If $X$ is a continuum, the Hausdorff metric is defined in terms of the $X$ metric, so two metrics of X generate two metrics for $2^{X}$.
I have to show that all Hausdorff metrics on a continuum generate the same topology (provided that the metrics taken for $X$ generate the same topology on $X$)
For example I have the following Hausdorff metrics: Let $A,B \in 2^{X}$
$H(A,B)= \inf\{ \epsilon >0: A \subset N(\epsilon,B) \land B \subset N(\epsilon,A)\}$
$H'(A,B)= \max \{ \sup \{d(a,B):a \in A\}, \sup\{d(b,A):b \in B\} \}$
and are equivalent metrics, $H(A,B)= H'(A,B)$.

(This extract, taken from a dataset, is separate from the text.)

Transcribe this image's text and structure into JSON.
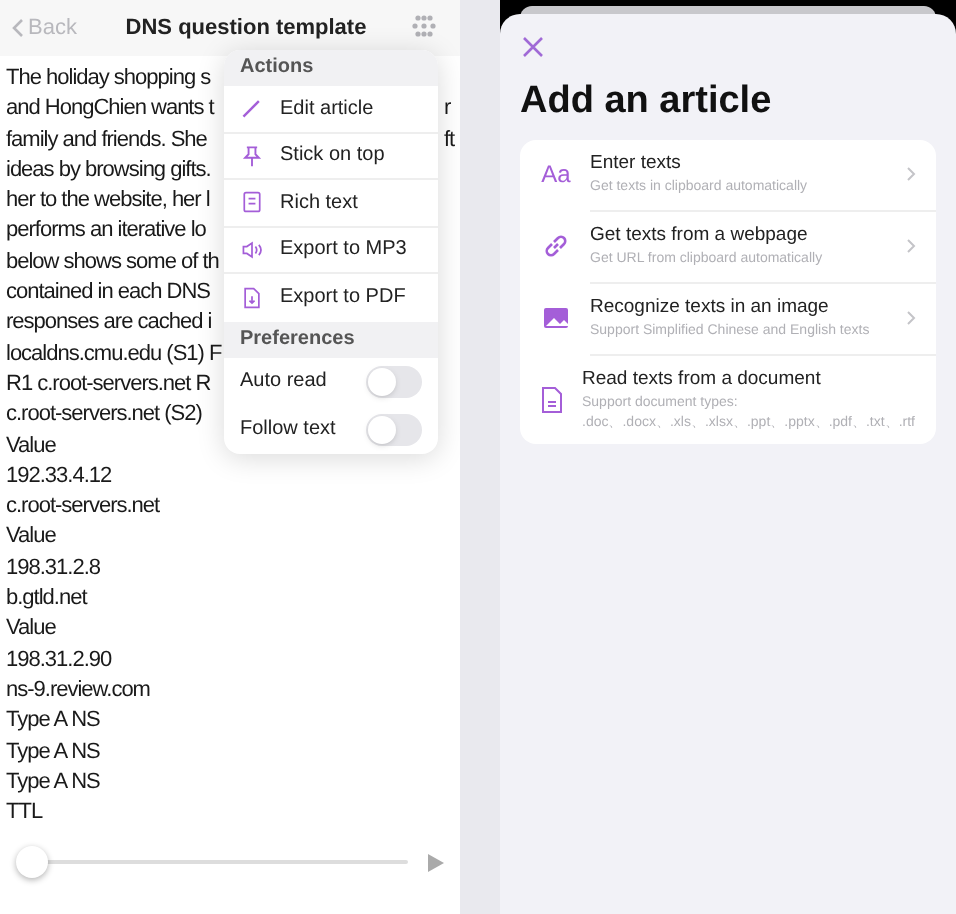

I know the follow theorem: Let $U_{1},..,U_{n}$ open subsets of X. Consider the family of subsets of $2^{X}$ given by
$\mathcal{B}:=\{\langle U_{1},\ldots,U_{n} \rangle: n \in \mathbf{N} \text{ and } U_{1},\ldots,U_{n}\text{ are open in }X\}$
where
$\langle U_{1},\ldots,U_{n}\rangle =\{ A \in 2^{X}: A \subseteq \bigcup_{i=1}^{n} U_{i}\text{ and } \forall i \in \{1,\ldots,n\}: A \cap U_{i} \neq \emptyset \}$
then $\mathcal{B}$ is a base for the so-called Vietoris topology. And the Vietoris topology is the same topology given by the Hausdorff metric.
I don't know if I can use this theorem to prove what I need or is there another way to prove it. Someone knows?
I thank you in advance for the help.